Inflitti otto mesi di reclusione, pena sospesa, per essersi fatto consegnare dalla moglie di un detenuto trentasei scatole di caffè. La condanna nei confronti di un cinquantaquattrenne di Canicattì, assistente capo della polizia penitenziaria, diventa definitiva con la pronuncia della Cassazione.
L’assistente capo era finito a processo con l’accusa di abuso d’ufficio e, in particolare, perché “nello svolgimento delle sue funzioni si era fatto consegnare da un detenuto, per il tramite della moglie, 36 scatole di 100 capsule di caffè, procurando a sé un ingiusto vantaggio patrimoniale”.
In primo grado l’assistente capo agrigentino era stato assolto “perché il fatto non sussiste” dal Gup del tribunale di Gela.

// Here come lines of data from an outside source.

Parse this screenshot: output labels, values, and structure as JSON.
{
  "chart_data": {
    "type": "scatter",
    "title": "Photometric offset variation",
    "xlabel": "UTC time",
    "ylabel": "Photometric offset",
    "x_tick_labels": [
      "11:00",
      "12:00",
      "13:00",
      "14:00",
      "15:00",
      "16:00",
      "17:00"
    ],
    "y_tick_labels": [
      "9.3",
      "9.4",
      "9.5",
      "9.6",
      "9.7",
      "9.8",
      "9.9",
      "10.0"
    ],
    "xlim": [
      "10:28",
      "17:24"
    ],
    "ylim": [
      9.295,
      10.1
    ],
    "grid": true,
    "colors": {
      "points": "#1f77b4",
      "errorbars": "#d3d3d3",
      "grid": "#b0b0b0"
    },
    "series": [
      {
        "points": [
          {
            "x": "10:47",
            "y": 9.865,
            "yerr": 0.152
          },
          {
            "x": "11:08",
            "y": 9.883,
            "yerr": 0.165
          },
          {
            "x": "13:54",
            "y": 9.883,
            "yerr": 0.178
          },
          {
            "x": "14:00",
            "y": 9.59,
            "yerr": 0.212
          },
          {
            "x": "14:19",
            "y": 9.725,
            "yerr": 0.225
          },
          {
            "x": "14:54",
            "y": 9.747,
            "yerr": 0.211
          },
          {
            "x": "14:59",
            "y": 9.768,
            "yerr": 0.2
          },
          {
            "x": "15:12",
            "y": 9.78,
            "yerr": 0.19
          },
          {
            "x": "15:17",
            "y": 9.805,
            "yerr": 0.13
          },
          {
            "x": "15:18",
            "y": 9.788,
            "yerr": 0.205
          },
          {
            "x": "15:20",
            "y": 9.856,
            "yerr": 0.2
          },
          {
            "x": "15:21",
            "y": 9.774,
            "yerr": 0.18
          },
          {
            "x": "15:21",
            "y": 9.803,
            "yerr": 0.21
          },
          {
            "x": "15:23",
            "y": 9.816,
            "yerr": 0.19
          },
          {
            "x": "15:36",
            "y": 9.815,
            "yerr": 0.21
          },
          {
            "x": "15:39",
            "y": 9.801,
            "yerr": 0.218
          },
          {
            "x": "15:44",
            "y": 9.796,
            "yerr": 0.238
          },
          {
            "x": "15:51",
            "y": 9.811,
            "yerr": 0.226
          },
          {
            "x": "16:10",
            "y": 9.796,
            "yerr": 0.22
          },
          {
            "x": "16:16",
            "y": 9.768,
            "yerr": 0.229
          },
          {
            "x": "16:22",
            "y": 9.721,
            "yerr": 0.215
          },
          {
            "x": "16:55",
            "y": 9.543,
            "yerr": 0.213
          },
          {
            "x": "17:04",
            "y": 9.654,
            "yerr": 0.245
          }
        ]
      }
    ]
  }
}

La sentenza era stata impugnata dalla Procura generale di Caltanissetta. La Corte di Appello di Caltanissetta, nel marzo dello scorso anno, ha così ribaltato la sentenza di primo grado condannando ad un anno di reclusione l’assistente capo.
Adesso il caso è approdato in Cassazione che ha annullato, senza rinvio, la decisione della Corte di Appello di Caltanissetta rideterminando la pena in otto mesi di reclusione.